Assessment StageComplete
SoftwareDragonfly
Websitehttps://d7y.io
Security ProviderNo
LanguagesGo, Rust
SBOMFOSSA Scan
Docurl
Security filehttps://github.com/dragonflyoss/Dragonfly2/blob/main/SECURITY.md
Default and optional configshttps://d7y.io/docs/

Overview

Dragonfly provides efficient, stable, secure file distribution and image acceleration based on p2p technology to be the best practice and standard solution in cloud native architectures. It is hosted by the Cloud Native Computing Foundation(CNCF) as an Incubating Level Project.

Background

Dragonfly 1.x has been open source in November 2017 and used in production environments by many companies. And joined the CNCF as a sandbox project in October 2018. In April 2020, The CNCF Technical Oversight Committee (TOC) voted to accept Dragonfly as an Incubating Project. In April 2021, Dragonfly 2.0 was released after architectural optimization and code refactoring.

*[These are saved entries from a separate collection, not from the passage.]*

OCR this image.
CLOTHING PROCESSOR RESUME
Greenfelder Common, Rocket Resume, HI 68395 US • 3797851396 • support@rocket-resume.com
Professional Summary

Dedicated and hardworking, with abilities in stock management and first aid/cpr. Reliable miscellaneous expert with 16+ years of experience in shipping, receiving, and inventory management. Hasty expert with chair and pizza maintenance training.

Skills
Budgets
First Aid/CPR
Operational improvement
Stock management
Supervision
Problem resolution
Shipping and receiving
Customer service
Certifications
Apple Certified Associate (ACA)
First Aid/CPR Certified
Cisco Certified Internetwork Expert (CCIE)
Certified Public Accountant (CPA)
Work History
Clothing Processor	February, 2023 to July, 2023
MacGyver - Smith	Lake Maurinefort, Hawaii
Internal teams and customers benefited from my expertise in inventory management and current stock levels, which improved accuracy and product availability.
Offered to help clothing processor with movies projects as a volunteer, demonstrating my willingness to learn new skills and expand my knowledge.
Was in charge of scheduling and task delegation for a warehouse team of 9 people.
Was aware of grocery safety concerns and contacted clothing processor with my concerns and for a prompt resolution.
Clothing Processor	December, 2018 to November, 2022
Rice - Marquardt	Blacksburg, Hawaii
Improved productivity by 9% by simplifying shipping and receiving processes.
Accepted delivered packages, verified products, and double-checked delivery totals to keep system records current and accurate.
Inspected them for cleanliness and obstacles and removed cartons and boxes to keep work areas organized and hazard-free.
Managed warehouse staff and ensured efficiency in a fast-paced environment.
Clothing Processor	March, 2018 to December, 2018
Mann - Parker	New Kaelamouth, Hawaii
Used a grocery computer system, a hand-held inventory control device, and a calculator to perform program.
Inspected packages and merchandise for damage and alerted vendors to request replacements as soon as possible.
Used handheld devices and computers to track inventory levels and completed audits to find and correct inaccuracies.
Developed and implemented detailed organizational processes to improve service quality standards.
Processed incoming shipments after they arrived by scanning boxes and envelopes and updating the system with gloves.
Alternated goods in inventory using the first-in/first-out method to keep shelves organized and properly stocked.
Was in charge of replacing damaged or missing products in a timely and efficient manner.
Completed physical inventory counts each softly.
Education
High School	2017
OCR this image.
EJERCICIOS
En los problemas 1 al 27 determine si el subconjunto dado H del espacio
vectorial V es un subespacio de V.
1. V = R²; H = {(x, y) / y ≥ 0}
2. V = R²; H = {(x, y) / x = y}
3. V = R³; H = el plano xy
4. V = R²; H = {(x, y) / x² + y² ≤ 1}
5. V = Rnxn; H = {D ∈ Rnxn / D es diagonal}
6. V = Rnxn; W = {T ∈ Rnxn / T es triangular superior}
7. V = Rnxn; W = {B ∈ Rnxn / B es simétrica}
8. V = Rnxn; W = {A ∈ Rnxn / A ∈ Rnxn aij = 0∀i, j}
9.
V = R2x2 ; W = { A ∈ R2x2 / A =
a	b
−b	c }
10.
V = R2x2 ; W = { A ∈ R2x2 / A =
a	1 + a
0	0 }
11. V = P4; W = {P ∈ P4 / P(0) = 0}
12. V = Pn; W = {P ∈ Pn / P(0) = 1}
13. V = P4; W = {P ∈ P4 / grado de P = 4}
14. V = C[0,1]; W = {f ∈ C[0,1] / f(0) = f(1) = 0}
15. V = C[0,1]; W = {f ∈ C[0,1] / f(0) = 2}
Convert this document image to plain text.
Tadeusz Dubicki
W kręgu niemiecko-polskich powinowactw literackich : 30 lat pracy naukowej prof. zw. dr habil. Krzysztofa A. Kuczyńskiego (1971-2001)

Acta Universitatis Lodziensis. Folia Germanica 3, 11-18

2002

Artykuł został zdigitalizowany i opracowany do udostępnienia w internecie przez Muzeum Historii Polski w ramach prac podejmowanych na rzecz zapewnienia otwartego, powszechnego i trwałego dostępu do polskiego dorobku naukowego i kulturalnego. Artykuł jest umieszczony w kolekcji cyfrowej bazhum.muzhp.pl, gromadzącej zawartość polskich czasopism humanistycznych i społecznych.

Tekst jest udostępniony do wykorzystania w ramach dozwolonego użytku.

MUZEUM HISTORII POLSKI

Dragonfly provides efficient, stable and secure file distribution and image acceleration based on P2P technology to be the best practice and standard solution in cloud native architectures. It is designed to improve the efficiency and speed of large-scale file distribution and used in the fields of file distribution, AI model distribution, cache distribution, log distribution and image distribution.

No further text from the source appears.